In 2017–18, the National Litter Index (NLI) statistics in Western Australia found that a third of all litter found was cigarette butts and packaging. Of the 9,550 items counted in the NLI, 3,376 of those were cigarette butts/packaging.
Under the Litter Act 1979, anyone incorrectly disposing of a cigarette butt can be fined $200. This includes flicking cigarettes from a vehicle and stubbing out and leaving butts in public areas such as footpaths, roads and gutters.
If the butt was still lit when dropped, it can lead to a $500 fine.
Each year in Western Australia, the Department of Fire and Emergency Services attends around 700 fires due to discarded lit cigarette butts.
Cigarette butts are made from non-biodegradable plastic which can take up to 15 years to break down.
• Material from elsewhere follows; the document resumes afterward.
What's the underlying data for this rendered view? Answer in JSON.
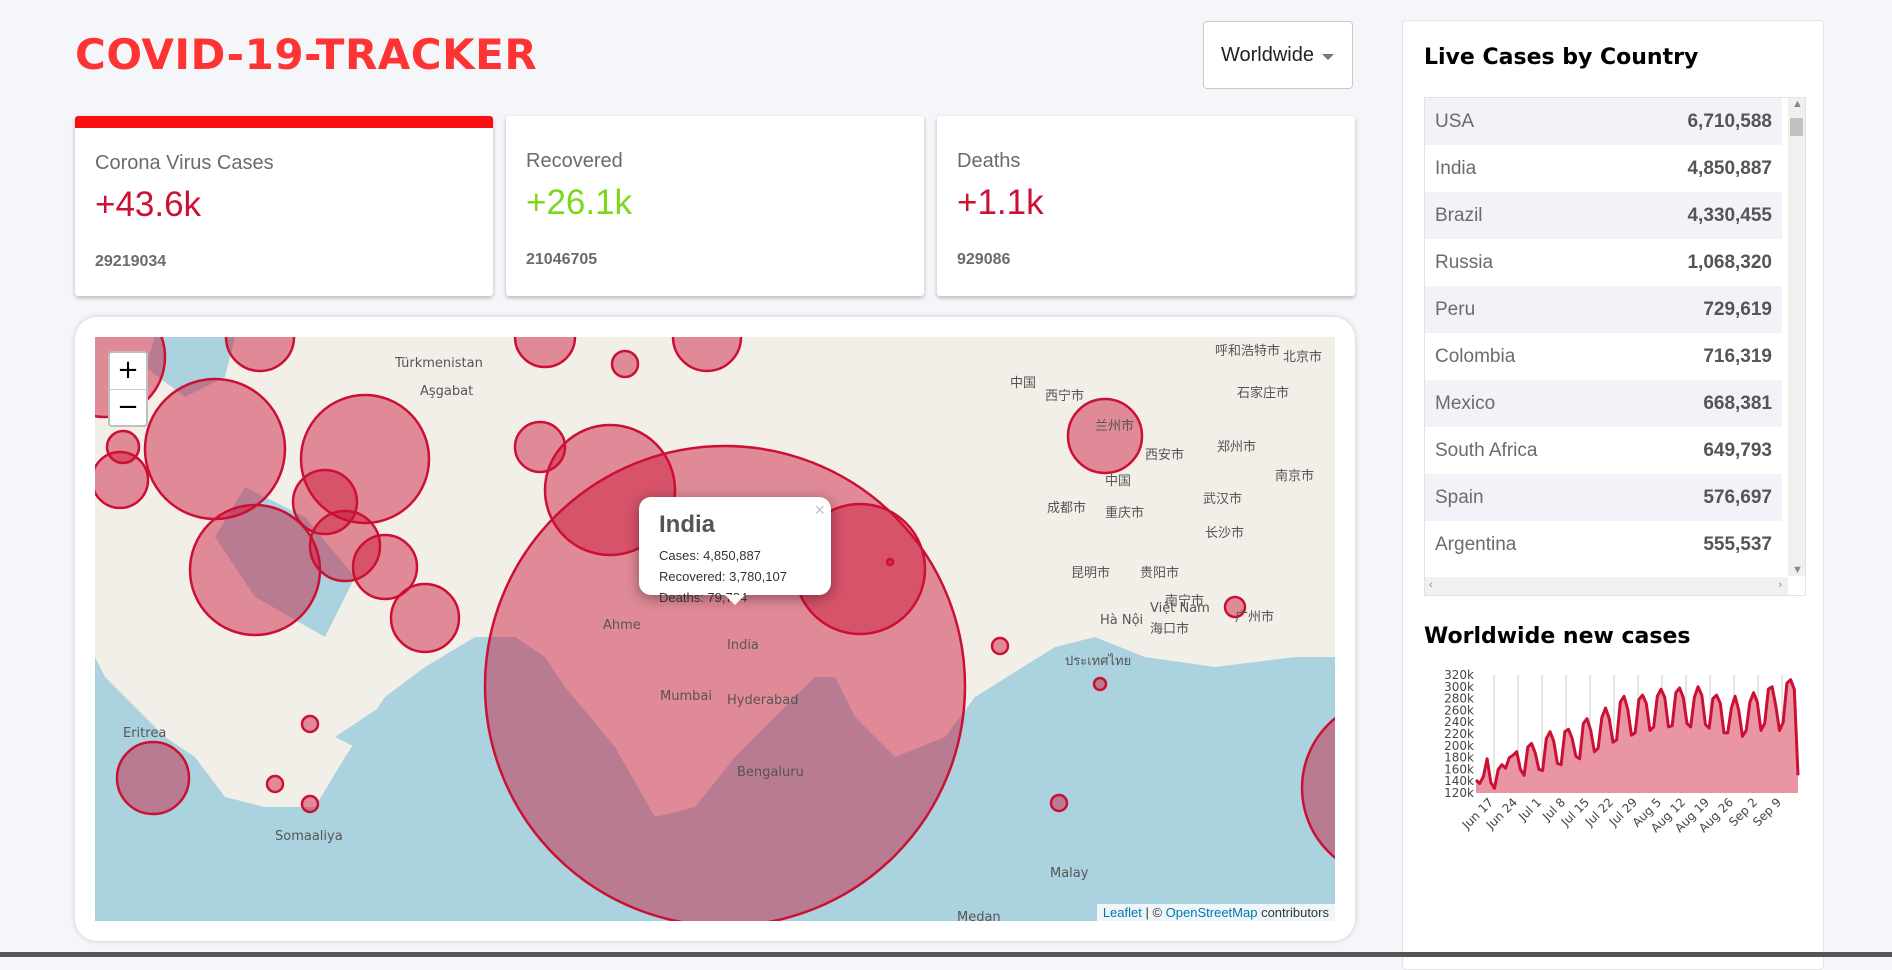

Butts washed into stormwater drains and waterways leach toxic chemicals such as cadmium, lead and zinc.
Cigarette butts are commonly mistaken for food by marine life and have been found in the stomachs of fish, birds, sea turtles and other marine creatures.
Smokers are reminded to dispose of cigarette butts responsibly into waste bins, or risk being fined.
People can also register to become a KABC litter reporter. This scheme registered its 15,000th reporter in August 2019 and issued 2,295 litter infringements last year.